Les trois pièces en mi mineur – un Prélude, La Sauterelle et La Toute-Belle –, extraites du Second livre de pièces de viole avec la basse continue, sont les moins terriennes du disque. Le prélude, inspiré et virtuose, est impressionnant de plénitude : le son de la viole de Florence Bolton est généreux et les partenaires qui la soutiennent ne sont pas en reste, eux qui subliment ses accords et autres doubles cordes, ses flattements (légères variations de hauteur d’une note tenue) et autres agréments. Certes, La Sauterelle sautille ensuite avec légèreté, mais il y a quelque chose de tragique dans ce rondeau dont le refrain final s’achève avec quelques diminutions obsédantes et un flattement particulièrement torturé. La Toute-Belle, nouveau rondeau, semble se lamenter devant son miroir à chaque fois que le refrain revient, mais on a plaisir à l’entendre plus optimiste, voire rageuse dans ses couplets.

La suite pour traverso, en ré majeur (tonalité brillante dans cet instrument), débute par un prélude qui respire la sérénité. L’ensemble est d’une fraîcheur tour à tour revigorante et contemplative. L’assemblage des pièces et leur ordre sont choisis par les musiciens de La Rêveuse qui, au fil de la suite, progressent vers des contrées musicales plus populaires. Il en est ainsi des Petits Doigts, qui tournoient et virevoltent avec les charmants appuis que leur impose Serge Saitta au traverso.

Dans le livret, Florence Bolton signale également que Caix d’Hervelois est un portraitiste musical. Dans L’Angélique, qui conclut le disque, il brosse le portrait de sa fille : la basse continue, assurée parfois au théorbe, parfois au clavecin, est le parfait écrin d’une mélodie si belle car si simple qu’on ne se lasse pas de l’écouter, comme on ne se lasse pas d’observer, au musée, un beau portrait.

Par les titres de ses pièces, Caix d’Hervelois rend également hommage à certains compositeurs comme François Couperin ou, moins célèbre de nos jours, Jean-Baptiste Senaillé.
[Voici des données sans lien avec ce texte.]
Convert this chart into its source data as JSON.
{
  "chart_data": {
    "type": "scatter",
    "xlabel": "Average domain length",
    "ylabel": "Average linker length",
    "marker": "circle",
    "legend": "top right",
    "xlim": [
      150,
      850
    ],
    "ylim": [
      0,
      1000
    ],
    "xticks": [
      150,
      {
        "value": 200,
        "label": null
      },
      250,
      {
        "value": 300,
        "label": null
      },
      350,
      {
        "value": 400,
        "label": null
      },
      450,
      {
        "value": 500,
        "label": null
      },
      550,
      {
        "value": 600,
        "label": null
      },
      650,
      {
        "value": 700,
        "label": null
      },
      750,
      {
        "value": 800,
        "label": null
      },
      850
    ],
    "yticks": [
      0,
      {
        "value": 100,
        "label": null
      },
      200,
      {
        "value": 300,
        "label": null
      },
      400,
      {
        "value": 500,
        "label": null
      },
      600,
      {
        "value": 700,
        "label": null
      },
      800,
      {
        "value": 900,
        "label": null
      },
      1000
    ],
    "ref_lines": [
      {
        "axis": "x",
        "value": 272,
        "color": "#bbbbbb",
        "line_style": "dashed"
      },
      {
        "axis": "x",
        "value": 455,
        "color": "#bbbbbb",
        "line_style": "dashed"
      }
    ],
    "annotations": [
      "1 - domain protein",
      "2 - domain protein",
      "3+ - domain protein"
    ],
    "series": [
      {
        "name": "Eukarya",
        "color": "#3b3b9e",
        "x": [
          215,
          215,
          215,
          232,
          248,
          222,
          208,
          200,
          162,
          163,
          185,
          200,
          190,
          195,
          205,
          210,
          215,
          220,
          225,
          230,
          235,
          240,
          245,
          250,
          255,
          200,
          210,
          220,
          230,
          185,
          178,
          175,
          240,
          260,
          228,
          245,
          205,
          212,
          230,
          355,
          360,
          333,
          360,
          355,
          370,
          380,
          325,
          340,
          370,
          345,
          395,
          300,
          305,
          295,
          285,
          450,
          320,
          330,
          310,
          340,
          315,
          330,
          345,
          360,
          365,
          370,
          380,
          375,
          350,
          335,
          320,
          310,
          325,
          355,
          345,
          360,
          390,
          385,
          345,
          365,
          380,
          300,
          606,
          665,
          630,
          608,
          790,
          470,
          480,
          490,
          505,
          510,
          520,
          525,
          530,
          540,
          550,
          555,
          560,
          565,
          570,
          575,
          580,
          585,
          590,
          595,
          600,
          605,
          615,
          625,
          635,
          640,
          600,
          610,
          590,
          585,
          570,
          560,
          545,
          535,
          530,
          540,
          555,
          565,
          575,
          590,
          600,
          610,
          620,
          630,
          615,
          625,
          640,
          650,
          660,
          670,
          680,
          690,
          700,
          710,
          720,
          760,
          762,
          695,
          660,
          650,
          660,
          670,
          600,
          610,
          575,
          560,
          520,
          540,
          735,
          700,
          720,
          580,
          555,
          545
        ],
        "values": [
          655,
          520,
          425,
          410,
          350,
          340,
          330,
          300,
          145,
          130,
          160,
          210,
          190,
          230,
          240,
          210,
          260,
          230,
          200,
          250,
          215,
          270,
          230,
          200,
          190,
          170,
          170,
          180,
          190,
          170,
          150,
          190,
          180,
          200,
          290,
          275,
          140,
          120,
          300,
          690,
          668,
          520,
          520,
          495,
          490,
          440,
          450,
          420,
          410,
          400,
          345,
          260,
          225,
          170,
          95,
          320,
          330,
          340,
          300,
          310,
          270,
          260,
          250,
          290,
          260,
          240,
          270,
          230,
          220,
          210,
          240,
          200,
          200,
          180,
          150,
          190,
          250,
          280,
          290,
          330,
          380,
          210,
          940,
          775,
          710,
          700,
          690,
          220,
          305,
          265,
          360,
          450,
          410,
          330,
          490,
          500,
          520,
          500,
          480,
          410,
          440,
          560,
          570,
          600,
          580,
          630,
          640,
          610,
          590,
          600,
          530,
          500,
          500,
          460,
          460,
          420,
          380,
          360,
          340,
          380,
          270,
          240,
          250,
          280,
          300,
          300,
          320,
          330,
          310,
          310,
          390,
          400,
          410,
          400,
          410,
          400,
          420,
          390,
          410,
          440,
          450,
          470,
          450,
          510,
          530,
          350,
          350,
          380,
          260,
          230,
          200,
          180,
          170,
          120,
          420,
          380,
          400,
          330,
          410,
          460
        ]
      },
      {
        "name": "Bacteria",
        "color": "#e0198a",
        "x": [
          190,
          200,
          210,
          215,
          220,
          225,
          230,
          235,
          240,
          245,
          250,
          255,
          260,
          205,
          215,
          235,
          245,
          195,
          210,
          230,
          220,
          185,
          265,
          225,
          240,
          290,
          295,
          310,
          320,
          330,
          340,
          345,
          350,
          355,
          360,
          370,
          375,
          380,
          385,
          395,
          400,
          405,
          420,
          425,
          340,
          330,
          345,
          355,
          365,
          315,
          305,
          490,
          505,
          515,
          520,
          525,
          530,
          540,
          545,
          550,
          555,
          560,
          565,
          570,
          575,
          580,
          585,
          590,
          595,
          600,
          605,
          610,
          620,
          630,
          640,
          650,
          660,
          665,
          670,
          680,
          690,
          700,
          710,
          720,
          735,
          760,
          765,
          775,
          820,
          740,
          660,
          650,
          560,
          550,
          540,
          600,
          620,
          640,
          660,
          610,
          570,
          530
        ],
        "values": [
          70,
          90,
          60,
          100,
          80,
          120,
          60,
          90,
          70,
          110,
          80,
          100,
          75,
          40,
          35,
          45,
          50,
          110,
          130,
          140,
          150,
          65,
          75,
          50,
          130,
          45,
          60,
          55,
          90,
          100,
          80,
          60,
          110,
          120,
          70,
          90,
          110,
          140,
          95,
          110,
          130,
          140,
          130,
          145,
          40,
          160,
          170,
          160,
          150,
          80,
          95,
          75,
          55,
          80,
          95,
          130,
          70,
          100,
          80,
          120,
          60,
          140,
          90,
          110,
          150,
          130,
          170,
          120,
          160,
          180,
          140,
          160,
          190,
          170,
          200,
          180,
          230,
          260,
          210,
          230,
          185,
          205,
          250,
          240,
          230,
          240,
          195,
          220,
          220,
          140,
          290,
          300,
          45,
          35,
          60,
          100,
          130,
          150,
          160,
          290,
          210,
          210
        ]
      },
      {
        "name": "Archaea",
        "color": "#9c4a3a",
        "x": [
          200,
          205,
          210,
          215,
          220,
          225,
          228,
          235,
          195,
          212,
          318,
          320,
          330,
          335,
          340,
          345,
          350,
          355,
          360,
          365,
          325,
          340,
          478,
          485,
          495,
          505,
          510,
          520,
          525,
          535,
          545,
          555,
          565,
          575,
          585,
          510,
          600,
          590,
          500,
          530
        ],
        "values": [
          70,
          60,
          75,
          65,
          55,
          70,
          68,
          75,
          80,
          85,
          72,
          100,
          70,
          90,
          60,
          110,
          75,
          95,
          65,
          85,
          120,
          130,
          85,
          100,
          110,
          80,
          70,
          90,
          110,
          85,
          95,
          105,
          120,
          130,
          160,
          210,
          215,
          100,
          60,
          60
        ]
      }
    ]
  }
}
Chez Caix d’Hervelois, La Senaillé est une mélodie dans le registre aigu de la basse de viole : est-ce là l’hommage à un compositeur violoniste ? La question est ouverte mais, si l’on souhaite entendre ses œuvres, on se tournera avec intérêt vers un autre disque paru récemment et intitulé Générations. William Christie, au clavecin, y accompagne Théotime Langlois de Swarte, un violoniste dont il faudra parler, dans un choix de sonates de Jean-Marie Leclair (1697-1764) et de Jean-Baptiste Senaillé (1687-1730). Avant de clôturer cette chronique, signalons simplement, dans ce disque, le Largo de la sonate en mi mineur de Senaillé qui fait frissonner de la tête aux pieds : le compositeur d’une telle pièce méritait bien l’hommage de Caix d’Hervelois ; un violoniste capable d’une telle intensité de jeu mérite plus que ces quelques lignes.